What advice did you receive when you became a mother?

When I became a mom I don’t remember receiving that much advice.  I had good examples watching my mom and grandmother so I pretty much copied what I remember them doing. They always took care of their family and made us feel secure. I wanted to provide that feeling and be a good example for my kids. I remember being told when my baby sleeps, I sleep. I was told what bottles to use, how to sterilize them.  I remember thinking wow…I have to do this every day! Yikes!!  I remember my dad said I didn’t know how to be a mom (duh…who does for the first time smh lol).  But when I have naysayers I prove them wrong. I was happy when I became a mom so I put my all into my kids and guess what years later my dad told me that I was a great mom.  Hearing that validation made me feel like a million dollars.

 FOMO is an acronym for Fear of Missing Out. Have you felt that you were missing out on anything when you became a mother?

I became a mom at 20 years old. I missed out on the opportunity to figure out my path before I became a mom. I lacked knowledge, confidence and clarity when I was younger which I don’t think was fair to my kids. We have had a good life but if I was older, settled with more experience, I think it would’ve been better for them.  

 What does self care mean to you?

Self-care to me means putting me first. It allows me to be the best version of me. Self-care means having a positive, healthy mind. I believe everything starts there. 

How do you show up for yourself vs how do you show up for your family?

I show up for myself by taking time for myself, even if it’s for 15 minutes of quiet time. I journal my thoughts which I have done since I was 10 years old. I hold myself accountable to whatever goals I set for myself. I’m learning that it’s ok to say no.  I show up for my family by being supportive emotionally, sometimes physically and spiritually if they are open to that.

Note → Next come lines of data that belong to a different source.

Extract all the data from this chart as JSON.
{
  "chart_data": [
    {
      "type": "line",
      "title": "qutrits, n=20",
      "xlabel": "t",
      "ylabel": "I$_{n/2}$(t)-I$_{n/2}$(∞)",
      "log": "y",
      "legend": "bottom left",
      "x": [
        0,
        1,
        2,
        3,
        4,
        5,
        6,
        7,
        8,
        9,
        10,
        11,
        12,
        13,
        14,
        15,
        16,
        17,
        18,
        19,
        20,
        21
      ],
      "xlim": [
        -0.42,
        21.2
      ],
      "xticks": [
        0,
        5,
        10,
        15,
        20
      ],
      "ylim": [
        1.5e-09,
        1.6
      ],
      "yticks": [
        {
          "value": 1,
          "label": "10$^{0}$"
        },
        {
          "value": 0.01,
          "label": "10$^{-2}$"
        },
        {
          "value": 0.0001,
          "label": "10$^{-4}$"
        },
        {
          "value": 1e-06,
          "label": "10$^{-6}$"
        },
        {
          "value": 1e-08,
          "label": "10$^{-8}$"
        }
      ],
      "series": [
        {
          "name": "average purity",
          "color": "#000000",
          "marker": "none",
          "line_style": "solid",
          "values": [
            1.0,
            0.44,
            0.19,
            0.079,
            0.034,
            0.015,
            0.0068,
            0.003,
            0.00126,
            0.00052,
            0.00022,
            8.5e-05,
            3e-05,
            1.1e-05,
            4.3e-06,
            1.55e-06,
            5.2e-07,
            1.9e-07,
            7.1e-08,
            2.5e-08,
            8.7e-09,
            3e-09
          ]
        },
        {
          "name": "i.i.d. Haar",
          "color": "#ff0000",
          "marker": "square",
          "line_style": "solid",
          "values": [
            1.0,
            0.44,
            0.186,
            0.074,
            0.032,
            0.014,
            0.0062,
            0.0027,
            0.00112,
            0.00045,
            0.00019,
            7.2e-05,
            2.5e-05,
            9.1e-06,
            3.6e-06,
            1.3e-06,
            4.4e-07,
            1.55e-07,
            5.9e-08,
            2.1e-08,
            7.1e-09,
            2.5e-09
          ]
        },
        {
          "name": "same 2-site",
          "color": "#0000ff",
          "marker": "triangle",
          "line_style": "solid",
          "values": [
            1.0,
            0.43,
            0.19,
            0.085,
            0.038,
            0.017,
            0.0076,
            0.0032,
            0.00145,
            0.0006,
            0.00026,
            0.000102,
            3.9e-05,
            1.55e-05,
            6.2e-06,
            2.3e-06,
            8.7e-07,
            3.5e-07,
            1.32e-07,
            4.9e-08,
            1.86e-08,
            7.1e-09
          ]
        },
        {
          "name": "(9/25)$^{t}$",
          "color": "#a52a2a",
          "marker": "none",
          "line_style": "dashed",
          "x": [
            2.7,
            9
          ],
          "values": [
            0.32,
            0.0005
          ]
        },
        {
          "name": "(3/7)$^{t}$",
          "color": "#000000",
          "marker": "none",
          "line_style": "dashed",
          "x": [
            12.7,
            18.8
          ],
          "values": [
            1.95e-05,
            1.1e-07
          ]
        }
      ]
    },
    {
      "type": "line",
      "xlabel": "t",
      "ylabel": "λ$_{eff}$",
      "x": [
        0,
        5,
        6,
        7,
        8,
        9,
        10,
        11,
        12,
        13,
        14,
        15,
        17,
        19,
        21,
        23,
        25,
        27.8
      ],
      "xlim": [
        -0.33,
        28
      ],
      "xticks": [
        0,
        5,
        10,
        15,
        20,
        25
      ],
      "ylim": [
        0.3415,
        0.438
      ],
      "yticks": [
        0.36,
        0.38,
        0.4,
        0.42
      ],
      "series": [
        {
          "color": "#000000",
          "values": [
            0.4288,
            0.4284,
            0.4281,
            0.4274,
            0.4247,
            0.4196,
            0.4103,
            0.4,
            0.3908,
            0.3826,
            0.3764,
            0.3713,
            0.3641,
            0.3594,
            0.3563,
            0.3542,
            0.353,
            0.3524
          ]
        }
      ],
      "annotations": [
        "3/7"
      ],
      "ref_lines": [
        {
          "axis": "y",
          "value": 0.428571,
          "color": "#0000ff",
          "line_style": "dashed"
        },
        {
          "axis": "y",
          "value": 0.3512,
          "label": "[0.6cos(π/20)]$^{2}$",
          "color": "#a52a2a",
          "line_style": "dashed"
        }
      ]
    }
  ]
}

How do you stay encouraged and inspired ?

I stay encouraged by listening to that inner voice nagging me to not give up. Will I have regrets if I don’t push myself to do all that I set out to do? Yes! So that’s what keeps me going…an inner drive. I stay inspired by watching others (peers, celebrities) and seeing what they have accomplished or experienced.  Learning from those who are where you want to be even if it’s from afar. Iron sharpens iron.

As you look back at your life, what are you most proud of?

Looking back I am most proud that I never gave up. I’m proud of being a good mom.  I’m proud of my accomplishments(college graduate, graduate of nursing school, homeowner, business owner) even when those close to me had doubts.

What are you most grateful for?

I’m most grateful for family and friends.  Through my journey I have learned so much from those who I have crossed paths with.  I’m most grateful for spiritual growth.  Looking back 10 years ago being spiritual was something I couldn’t comprehend but now I have come so far and I’m in such a happy space. I’m grateful for being able to hear God’s voice and my ancestors’ advice.

I’m grateful for my physical and mental health and

having strength to keep pushing forward.